Обратиться к этому весёлому человеку, испортить ему и детям настроение Зина почему-то не решилась.
Потом они все ушли, и пляж опустел. Стало темнеть. И закапал дождь… А у Зины стала подниматься температура… Вскоре Зина почти совсем потеряла память и рассудок, и поздно вечером была обнаружена под дождём на берегу моря незнакомым мужчиной, который, не получив от неё никаких вразумительных ответов, взял её под руку и привёл прямо из-под дождя — к себе в свой спасительный дом, который находился в трёх минутах ходьбы от моря…
Случилось это первого августа 1997-го года, в пятницу, вечером.
Мужчина оказался нормальным порядочным человеком — привёл к себе в дом и уложил спать. Пока первые два-три дня Зинаида болела, он и его жена ухаживали за незнакомкой из Ростова-на-Дону, а позже её пребывание в доме на берегу Чёрного моря превратилось в обычное снимание квартиры и в обычное курортное времяпрепровождение — загорала, купалась и ничего больше…

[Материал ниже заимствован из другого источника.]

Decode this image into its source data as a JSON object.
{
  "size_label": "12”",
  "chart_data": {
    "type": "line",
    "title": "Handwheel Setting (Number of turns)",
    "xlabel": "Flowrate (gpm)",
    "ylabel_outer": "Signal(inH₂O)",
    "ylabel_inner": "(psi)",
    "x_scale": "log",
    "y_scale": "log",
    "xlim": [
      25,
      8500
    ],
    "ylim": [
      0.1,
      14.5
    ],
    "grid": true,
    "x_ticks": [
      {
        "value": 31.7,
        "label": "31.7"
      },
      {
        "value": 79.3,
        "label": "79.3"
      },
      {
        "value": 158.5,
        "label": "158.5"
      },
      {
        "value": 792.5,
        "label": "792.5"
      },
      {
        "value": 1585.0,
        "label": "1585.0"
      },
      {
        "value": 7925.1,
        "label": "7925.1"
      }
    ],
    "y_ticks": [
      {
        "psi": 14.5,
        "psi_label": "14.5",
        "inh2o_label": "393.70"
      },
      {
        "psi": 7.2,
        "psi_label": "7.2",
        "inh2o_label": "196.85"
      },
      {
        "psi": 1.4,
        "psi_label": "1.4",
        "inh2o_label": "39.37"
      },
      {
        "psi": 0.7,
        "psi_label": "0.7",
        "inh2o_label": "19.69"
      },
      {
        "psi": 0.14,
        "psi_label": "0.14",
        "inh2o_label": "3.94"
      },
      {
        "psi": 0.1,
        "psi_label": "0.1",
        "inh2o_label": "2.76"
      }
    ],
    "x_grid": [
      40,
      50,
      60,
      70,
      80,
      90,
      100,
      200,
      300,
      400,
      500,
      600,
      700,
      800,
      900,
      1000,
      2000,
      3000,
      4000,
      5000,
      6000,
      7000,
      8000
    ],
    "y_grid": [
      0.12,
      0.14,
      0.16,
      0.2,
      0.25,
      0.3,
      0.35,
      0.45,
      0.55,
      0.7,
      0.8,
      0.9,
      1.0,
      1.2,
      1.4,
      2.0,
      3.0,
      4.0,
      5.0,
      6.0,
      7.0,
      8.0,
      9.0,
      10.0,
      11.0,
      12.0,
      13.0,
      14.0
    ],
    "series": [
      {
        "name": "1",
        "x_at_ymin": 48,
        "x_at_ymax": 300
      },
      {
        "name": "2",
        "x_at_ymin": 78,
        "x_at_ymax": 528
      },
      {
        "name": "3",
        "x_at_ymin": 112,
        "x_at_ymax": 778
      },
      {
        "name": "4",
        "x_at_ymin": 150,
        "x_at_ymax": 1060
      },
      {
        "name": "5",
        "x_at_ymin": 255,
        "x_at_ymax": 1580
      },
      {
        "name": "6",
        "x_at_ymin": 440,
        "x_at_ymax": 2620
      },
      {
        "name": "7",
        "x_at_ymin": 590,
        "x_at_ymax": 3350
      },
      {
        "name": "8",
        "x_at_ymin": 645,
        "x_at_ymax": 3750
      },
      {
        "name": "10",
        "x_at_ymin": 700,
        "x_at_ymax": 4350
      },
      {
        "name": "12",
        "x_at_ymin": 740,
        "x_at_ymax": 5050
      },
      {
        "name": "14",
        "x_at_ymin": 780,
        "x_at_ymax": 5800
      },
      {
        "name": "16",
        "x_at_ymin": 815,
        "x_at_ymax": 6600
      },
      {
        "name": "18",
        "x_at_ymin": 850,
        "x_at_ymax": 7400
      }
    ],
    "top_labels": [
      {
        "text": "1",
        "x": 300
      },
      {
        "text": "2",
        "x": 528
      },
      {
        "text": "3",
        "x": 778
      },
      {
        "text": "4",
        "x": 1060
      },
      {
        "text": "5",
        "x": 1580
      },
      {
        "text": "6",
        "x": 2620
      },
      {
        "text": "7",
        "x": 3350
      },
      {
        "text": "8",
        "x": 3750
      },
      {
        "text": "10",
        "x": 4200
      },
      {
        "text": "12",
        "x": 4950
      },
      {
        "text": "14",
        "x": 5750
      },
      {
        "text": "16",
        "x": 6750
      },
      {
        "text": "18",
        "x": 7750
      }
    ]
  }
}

А потом Зинаида вернулась в Ростов с какими-то новыми мыслями в голове и новыми представлениями о жизни.
Часть IV
ЗАПАД И ВОСТОК, ВОСТОК И ЗАПАД
Глава 79. ОТВЕТСТВЕННОСТЬ
Вот тогда-то, вернувшись в Ростов, она и выразила мне своё пожелание: раз уж я сижу у пульта и что-то там пишу не по-нашему и что-то при всём при этом понимаю, то чтобы я всю её жизнь изобразил в письменном виде.
И причём это должно быть не только то, что БЫЛО, но и то, что БУДЕТ.
На момент, к которому я начал эти свои записки, а именно на 14 апреля 1998 года, этот заказ был выполнен лишь до вот этих самых строк. То есть, в будущее моей соседки по коммунальной квартире я пока ещё не заглядывал.
Между тем, Зинаида не читала моей писанины (ей это было и не нужно), а лишь знала с моих слов, что я там всё написал как надо насчёт того, ЧТО БЫЛО, но вот только к будущему никак пока ещё не могу подступиться. Это огорчало её и даже обижало, ибо в её представлении я имел доступ в царство будущего, мог проникнуть туда, что-нибудь там сделать типа подготовительных мероприятий, а потом вернуться и сообщить: ну вот, я тебе там всё приготовил, иди вперёд и ничего не бойся!
И я чувствовал свою вину перед нею. И очень переживал по этому поводу. Я чувствовал, что я обязан, что я просто приговорён к выполнению этого задания. Но только сказка о красивом будущем почему-то всё никак не получалась и не получалась…
Глава 80. Я ПОЧТИ ПРОТЕСТУЮ
С другой стороны: у меня всё чаще и чаще стало возникать ощущение, что я пребываю в какой-то странной ловушке, из которой нет достойного и разумного выхода. Иногда мне даже кажется, что она — паук, а я — в её паутине… И вроде бы я понимаю, что всё это эмоции и фантазии, но понимаю и другое: если я останусь в сфере влияния этой женщины, то пропаду от того, что стану таким, как она, заражусь теми же правилами жизни, по которым живёт она.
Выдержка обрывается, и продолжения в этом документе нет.